On most cars, the front driver's side wears the quickest. The reason is that that is usually the heaviest part of the car because the driver sits closest to it. I don't know if it is the same on the Tesla as it is not a typical car and much heavier overall. I would put the new tire there and get yourself a tread gauge. Keep it there as long as you can but rotate when there is a difference of 1mm from the inside to the outside of the tread of that tire. Assuming your tires are not unidirectional, keep the new one on the front as it gets the most wear and rotate it from the left to the right side.
 
According to the service centre at my recent visit, the rear tyres on rear engine TESLA's wear the most due the squatting that occurs on launch especially the inner side. On ICE cars it is usually the front tyres. He was not sure about the dual motor though.
 
You should put the new tire in the spot where it will wear the fastest.

Which tire wears fastest depends on the type of car. Rear wheel drive cars tend to wear the back tires first, front wheel drive tend to wear the fronts first. AWD cars depend on where the car is sending most of the power. Audi's send most power to the front wheels and will therefore wear out the fronts first. AWD BMWs still wear their rears out first.

If its a PXXD Tesla, it probably wears the rears first as they are likely launched hard and have the larger rear motor (although alot of them have staggered tires making the discussion moot). If its a XXD the fronts probably wear first, although it may depend on driving style.
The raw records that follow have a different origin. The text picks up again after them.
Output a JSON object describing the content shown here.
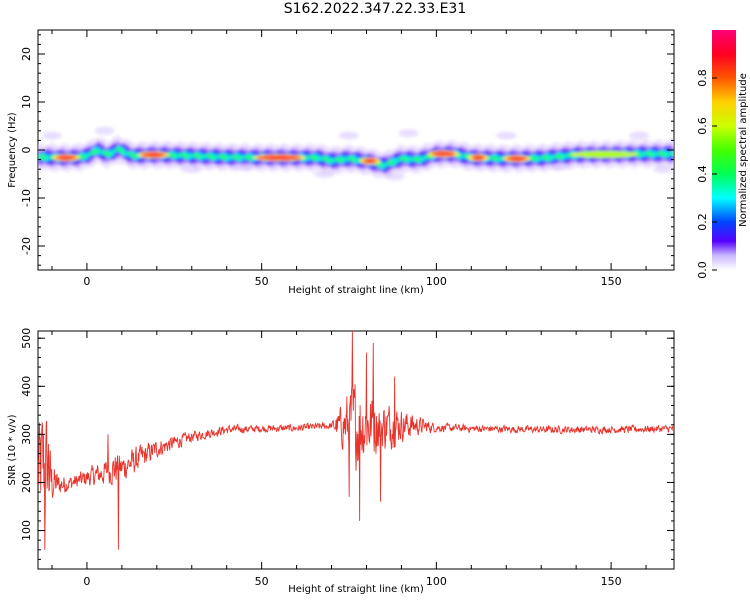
{
  "title": "S162.2022.347.22.33.E31",
  "chart_data": [
    {
      "type": "heatmap",
      "xlabel": "Height of straight line (km)",
      "ylabel": "Frequency (Hz)",
      "xlim": [
        -14,
        168
      ],
      "ylim": [
        -25,
        25
      ],
      "xticks": [
        0,
        50,
        100,
        150
      ],
      "yticks": [
        -20,
        -10,
        0,
        10,
        20
      ],
      "colorbar": {
        "label": "Normalized spectral amplitude",
        "range": [
          0,
          1
        ],
        "ticks": [
          "0.0",
          "0.2",
          "0.4",
          "0.6",
          "0.8"
        ],
        "colormap": "gist_rainbow_reversed"
      },
      "ridge_center_hz": [
        [
          -13,
          -1.5
        ],
        [
          -8,
          -1.6
        ],
        [
          -3,
          -1.6
        ],
        [
          0,
          -1.2
        ],
        [
          3,
          0.0
        ],
        [
          6,
          -1.0
        ],
        [
          9,
          0.2
        ],
        [
          13,
          -1.2
        ],
        [
          20,
          -1.0
        ],
        [
          30,
          -1.2
        ],
        [
          40,
          -1.5
        ],
        [
          55,
          -1.6
        ],
        [
          66,
          -1.6
        ],
        [
          70,
          -2.2
        ],
        [
          75,
          -1.8
        ],
        [
          80,
          -2.3
        ],
        [
          85,
          -3.2
        ],
        [
          90,
          -1.8
        ],
        [
          95,
          -2.0
        ],
        [
          100,
          -0.9
        ],
        [
          105,
          -0.8
        ],
        [
          110,
          -1.6
        ],
        [
          120,
          -1.8
        ],
        [
          130,
          -1.7
        ],
        [
          140,
          -1.0
        ],
        [
          150,
          -0.9
        ],
        [
          160,
          -0.8
        ],
        [
          167,
          -0.8
        ]
      ],
      "hotspots": [
        {
          "x": -6,
          "y": -1.6,
          "width_km": 5,
          "amplitude": 0.85
        },
        {
          "x": 19,
          "y": -1.0,
          "width_km": 6,
          "amplitude": 0.95
        },
        {
          "x": 55,
          "y": -1.6,
          "width_km": 12,
          "amplitude": 1.0
        },
        {
          "x": 102,
          "y": -0.8,
          "width_km": 6,
          "amplitude": 0.95
        },
        {
          "x": 112,
          "y": -1.6,
          "width_km": 3,
          "amplitude": 0.85
        },
        {
          "x": 123,
          "y": -1.8,
          "width_km": 5,
          "amplitude": 0.9
        },
        {
          "x": 81,
          "y": -2.3,
          "width_km": 3,
          "amplitude": 0.8
        },
        {
          "x": 148,
          "y": -0.9,
          "width_km": 16,
          "amplitude": 0.6
        }
      ]
    },
    {
      "type": "line",
      "xlabel": "Height of straight line (km)",
      "ylabel": "SNR (10 * v/v)",
      "xlim": [
        -14,
        168
      ],
      "ylim": [
        20,
        515
      ],
      "xticks": [
        0,
        50,
        100,
        150
      ],
      "yticks": [
        100,
        200,
        300,
        400,
        500
      ],
      "color": "#e8332b",
      "envelope": [
        [
          -14,
          220,
          140
        ],
        [
          -12,
          240,
          180
        ],
        [
          -10,
          200,
          60
        ],
        [
          -8,
          195,
          30
        ],
        [
          -4,
          200,
          20
        ],
        [
          0,
          210,
          25
        ],
        [
          5,
          220,
          35
        ],
        [
          8,
          230,
          45
        ],
        [
          10,
          230,
          40
        ],
        [
          15,
          250,
          35
        ],
        [
          20,
          270,
          25
        ],
        [
          30,
          295,
          15
        ],
        [
          40,
          310,
          12
        ],
        [
          50,
          312,
          10
        ],
        [
          60,
          313,
          10
        ],
        [
          70,
          318,
          10
        ],
        [
          73,
          318,
          60
        ],
        [
          76,
          320,
          130
        ],
        [
          80,
          320,
          95
        ],
        [
          85,
          318,
          70
        ],
        [
          90,
          320,
          45
        ],
        [
          95,
          318,
          25
        ],
        [
          100,
          314,
          12
        ],
        [
          110,
          312,
          10
        ],
        [
          130,
          310,
          10
        ],
        [
          150,
          310,
          10
        ],
        [
          168,
          312,
          10
        ]
      ],
      "extremes": [
        {
          "x": -12,
          "y": 60
        },
        {
          "x": -11,
          "y": 280
        },
        {
          "x": 9,
          "y": 60
        },
        {
          "x": 6,
          "y": 300
        },
        {
          "x": 76,
          "y": 515
        },
        {
          "x": 78,
          "y": 120
        },
        {
          "x": 82,
          "y": 490
        },
        {
          "x": 84,
          "y": 160
        },
        {
          "x": 80,
          "y": 470
        },
        {
          "x": 75,
          "y": 170
        },
        {
          "x": 88,
          "y": 420
        }
      ]
    }
  ]
}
A non-D would wear the rears first although once again driving style could change that.

The drivers side typically wears faster, due to the higher number of right hand turns than left hand turns (Think of all the highway on ramps).
 
The drivers side typically wears faster, due to the higher number of right hand turns than left hand turns (Think of all the highway on ramps).

I always thought it was because of the additional weight (the driver is in the car by themselves most of the time). My last car was a Corvette with staggered wheels that were unidirectional. They could not be rotated without taking them off the rims. I wore out two sets of tires and the driver front always was the first to show cords, despite the rear wheel drive.
 
Sorry jmsurpri. Our body shop did that for us as well, but we only had 3000 miles on it. I thought that with 12,000 miles you'd not have a matching pair. In fact you said so in your post. Odd that Service set you up with a non-matching set, in my opinion. I guess I'm thinking that way because the manager of the body shop, Ted Sanders of Class Auto in Signal Hill, a Tesla-approved shop, said they had to be replaced in pairs. That was before he said that with only 3k miles they didn't need to be replaced as a paired set.
 
I had a very similar situation with a screw in a tire

Have to replace a relatively new tire due to a nail

Long story short, my local Tesla SC (Highland Park) replaced the punctured tire. I asked the service advisor whether I needed to replace more than the damaged tire (for balance etc, even though I've driven only about 9,000 miles with these tires), she said it was not necessary. Looking at the invoice, they measured the tread depth

Tire Depth.PNG

I have not rotated the tires yet. So with my driving habits (not very aggressive), my front tires are wearing out more than the rears (I have a 90D, or all-wheel-drive in the traditional sense).